Section 15: Disclosure harmful to law enforcement

The Gaming Commission has attempted to argue this section essentially at the inquiry stage. I am unprepared to accept this submission in the context of this present inquiry; and I agree with the applicants position on this point. (Reply Submission of the Applicant, pp. 7, 8) The Gaming Commission is officially represented for purposes of the Act by one of the most experienced Ministries of government, which made an informed decision on what should or should not be disclosed and under what sections of the Act, including the receipt of a representation from the third party. The Gaming Commission then used outside counsel for purposes of the inquiry itself. (Submission of the Gaming Commission, pp. 14, 15) Unless there is an exceptional reason to do so, I am not prepared to accept changed reasons for an existing decision, from experienced public bodies in particular, once my Office has issued a Notice of Inquiry. This is particularly true for the discretionary exceptions such as section 15. (See Order No. 47-1995, July 7, 1995, p. 10)

Conclusion:

Having reviewed the record in dispute, the evidence, and the submissions in this inquiry, I conclude that the applicant has failed to meet his burden of proving that disclosure of the information severed from the record would not constitute an unreasonable invasion of the third partys personal privacy.
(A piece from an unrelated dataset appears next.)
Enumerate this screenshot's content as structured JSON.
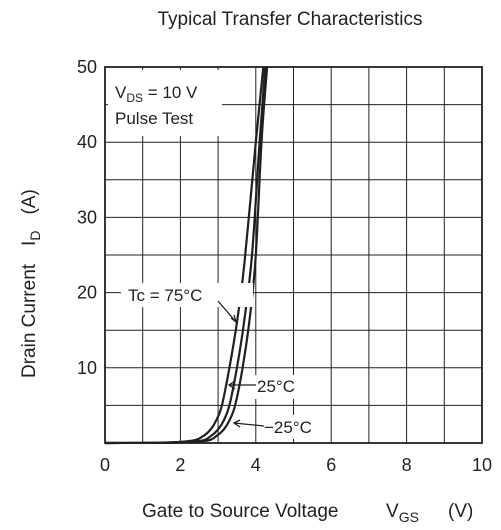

In my view, the most significant factor in this case is that set out in section 22(2)(f). I also conclude that section 22(3)(b) is applicable to create a presumption that disclosure would be an unreasonable invasion of privacy, and that presumption has not been rebutted by the applicant.

8. Order

I find that the British Columbia Gaming Commission is required to refuse access to the information in dispute under section 22 of the Act. Under section 58(2)(c), I require the head of the Ministry to refuse access to the information in dispute to the applicant.